PORTER | A pirate’s booty of opaque green, blue and milk-colored gems lay before them.
Students at the Beach Glass Jewelry workshop at Indiana Dunes State Park were ready to turn the colorful glass pieces into works of jewelry art.
Three filled-to-capacity workshops offered newbie jewelry makers the materials, tools and instructions to create one-of-a-kind treasures from the trash.
Nature creates beach glass from glass pieces that have found their way to lake or ocean, workshop leader Amber Ross said. When the glass is tumbled by waves and sand, it acquires a smooth, sometimes polished texture.
Many collect beach glass for its beauty, but Ross hoped participants would enjoy taking it a step further by creating unique pendants, bracelets and rings.
“I just learned a couple of months ago,” said Ross, an IDSP naturalist. “It’s exciting — I love it.

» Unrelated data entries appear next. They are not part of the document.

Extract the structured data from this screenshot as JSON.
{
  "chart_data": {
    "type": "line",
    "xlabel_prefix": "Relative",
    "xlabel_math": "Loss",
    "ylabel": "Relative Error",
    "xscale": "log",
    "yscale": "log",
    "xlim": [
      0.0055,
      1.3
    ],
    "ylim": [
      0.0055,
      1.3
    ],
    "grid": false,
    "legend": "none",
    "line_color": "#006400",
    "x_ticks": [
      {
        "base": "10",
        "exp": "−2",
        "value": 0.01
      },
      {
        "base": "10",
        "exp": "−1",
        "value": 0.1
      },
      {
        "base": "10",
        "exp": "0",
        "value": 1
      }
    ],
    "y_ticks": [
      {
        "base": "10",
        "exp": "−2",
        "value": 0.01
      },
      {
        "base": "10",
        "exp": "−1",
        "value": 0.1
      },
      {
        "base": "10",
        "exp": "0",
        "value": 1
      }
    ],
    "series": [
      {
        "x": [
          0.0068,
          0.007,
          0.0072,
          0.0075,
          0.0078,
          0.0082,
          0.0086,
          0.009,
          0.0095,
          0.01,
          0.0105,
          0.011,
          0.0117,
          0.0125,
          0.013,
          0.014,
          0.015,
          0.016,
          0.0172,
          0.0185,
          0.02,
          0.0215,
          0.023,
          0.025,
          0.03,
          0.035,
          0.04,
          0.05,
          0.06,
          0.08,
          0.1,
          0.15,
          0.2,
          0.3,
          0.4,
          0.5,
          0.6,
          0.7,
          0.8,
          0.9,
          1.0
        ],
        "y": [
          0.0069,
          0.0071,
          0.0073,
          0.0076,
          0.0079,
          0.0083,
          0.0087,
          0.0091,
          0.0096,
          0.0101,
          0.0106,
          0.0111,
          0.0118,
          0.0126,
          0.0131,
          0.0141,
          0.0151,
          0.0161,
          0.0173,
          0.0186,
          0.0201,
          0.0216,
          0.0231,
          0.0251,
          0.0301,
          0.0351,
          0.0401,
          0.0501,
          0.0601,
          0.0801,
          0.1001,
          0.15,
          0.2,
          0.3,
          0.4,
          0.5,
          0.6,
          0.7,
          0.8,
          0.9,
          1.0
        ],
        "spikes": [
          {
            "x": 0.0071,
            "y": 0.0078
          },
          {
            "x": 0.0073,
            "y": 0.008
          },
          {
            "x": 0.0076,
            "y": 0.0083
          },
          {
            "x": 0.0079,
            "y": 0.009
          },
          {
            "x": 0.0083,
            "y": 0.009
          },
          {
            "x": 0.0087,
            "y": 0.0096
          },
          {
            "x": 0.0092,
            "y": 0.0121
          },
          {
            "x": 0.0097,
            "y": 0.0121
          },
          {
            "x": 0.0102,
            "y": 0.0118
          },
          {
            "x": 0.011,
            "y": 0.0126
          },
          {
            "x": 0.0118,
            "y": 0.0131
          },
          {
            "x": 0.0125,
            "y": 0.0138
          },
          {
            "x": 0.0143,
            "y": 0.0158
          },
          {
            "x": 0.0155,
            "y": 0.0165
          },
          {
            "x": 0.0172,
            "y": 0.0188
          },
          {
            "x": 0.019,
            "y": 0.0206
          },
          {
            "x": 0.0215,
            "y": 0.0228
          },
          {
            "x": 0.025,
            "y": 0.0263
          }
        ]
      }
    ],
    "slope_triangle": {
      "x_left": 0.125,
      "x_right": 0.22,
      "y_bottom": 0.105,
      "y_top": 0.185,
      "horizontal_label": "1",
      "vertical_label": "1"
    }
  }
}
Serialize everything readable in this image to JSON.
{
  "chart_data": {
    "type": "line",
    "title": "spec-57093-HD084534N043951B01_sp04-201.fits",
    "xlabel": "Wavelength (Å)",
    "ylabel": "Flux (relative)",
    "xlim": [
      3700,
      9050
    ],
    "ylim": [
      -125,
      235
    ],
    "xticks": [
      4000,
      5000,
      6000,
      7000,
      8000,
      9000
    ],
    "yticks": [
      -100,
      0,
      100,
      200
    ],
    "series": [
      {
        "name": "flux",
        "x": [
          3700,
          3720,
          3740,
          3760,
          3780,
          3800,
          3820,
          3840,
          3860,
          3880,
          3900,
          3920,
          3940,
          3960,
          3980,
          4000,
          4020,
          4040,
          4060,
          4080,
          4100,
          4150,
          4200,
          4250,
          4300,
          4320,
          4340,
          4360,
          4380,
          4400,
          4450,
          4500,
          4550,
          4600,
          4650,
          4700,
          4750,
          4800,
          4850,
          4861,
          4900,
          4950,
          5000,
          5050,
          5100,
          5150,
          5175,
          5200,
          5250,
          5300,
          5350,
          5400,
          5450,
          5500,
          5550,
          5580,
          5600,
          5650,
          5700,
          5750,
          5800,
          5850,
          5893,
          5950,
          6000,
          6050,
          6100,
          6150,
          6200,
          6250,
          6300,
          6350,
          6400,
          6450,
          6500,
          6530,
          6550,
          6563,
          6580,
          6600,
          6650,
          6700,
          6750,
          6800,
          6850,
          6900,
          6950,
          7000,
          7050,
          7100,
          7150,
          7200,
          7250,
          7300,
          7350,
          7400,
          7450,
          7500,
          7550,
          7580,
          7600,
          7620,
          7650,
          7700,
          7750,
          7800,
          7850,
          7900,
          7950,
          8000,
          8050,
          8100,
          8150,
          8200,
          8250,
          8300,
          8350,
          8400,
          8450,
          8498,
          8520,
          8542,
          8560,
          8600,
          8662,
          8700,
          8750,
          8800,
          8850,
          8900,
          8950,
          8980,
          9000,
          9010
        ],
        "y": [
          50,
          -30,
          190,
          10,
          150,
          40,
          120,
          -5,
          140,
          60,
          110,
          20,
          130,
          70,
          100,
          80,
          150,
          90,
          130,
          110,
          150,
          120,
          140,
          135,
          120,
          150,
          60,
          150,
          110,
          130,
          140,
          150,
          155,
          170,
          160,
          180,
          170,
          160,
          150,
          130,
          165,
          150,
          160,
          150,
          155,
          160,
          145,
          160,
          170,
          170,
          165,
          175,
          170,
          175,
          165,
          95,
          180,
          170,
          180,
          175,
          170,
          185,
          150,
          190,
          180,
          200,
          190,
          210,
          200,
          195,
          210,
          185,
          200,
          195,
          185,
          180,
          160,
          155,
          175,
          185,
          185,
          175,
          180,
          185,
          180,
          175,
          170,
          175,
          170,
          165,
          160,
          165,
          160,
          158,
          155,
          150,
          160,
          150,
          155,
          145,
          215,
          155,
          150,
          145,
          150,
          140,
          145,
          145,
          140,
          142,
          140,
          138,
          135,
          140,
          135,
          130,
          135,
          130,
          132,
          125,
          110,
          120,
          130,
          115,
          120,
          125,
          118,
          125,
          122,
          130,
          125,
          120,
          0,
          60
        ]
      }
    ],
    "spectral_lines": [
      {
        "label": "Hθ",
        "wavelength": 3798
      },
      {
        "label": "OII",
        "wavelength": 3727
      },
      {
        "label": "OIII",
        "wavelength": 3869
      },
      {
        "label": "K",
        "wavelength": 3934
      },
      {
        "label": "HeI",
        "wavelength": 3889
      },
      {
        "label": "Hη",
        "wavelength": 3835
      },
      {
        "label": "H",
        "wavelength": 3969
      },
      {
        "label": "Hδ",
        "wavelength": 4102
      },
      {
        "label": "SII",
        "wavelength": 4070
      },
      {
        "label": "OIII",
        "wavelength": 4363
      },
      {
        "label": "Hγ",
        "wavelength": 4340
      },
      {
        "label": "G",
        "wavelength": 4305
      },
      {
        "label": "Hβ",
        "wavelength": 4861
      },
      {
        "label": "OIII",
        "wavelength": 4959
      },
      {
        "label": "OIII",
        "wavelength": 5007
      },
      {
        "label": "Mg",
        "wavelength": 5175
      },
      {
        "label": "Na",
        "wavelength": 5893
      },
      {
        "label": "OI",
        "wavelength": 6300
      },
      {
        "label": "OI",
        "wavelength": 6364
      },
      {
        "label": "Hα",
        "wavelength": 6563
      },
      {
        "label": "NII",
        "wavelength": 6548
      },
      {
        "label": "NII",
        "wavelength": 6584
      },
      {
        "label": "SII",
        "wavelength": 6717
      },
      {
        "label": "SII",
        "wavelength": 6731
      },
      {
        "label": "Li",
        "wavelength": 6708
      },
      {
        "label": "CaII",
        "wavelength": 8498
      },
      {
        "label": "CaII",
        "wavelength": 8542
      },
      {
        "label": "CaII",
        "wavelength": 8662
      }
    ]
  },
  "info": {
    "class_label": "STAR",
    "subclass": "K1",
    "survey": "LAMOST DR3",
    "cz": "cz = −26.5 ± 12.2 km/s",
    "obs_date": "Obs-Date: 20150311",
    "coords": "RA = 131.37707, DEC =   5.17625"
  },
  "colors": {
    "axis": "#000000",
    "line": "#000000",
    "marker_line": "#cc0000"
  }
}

I get to interact with the crowd and make it personal.”
Most workshop participants used beach glass Ross provided, but some brought their own.
Jean Jannasch attracted attention with her coffee can full of beach glass she collected from the shorelines of lakes Michigan and Superior.
“We’ve been collecting it for quite a long time,” said Jannasch, of Valparaiso. “That’s why I was excited about this ... to see if I can make something with it.”
Kelly Clark brought her own silver turtle charm to add to the beach glass necklace she was creating for her daughter.
“I saw this on Facebook. ... I thought I’d jump onboard and give it a try,” said Clark, of Chesterton. “If it turns out, it would be nice. If it doesn’t, I’ll keep it for myself.”
Donna Knoll, of Michigan City, brought beach glass that she and her husband found in Aruba.
“He asked me, ‘What are you going to do with that?’” Knoll said. “I said, 'I don’t know, but I know it’s popular.'”
Knoll was inspired by beach glass jewelry she saw in a gift shop.
“I thought it can’t be that hard to make,” Knoll said.
Ross was pleased with the positive response toward the class, and speculated many were making Christmas gifts for friends and family members.
“With as good a turnout as we’ve had, we might do it again in the spring, especially around a holiday,” Ross said.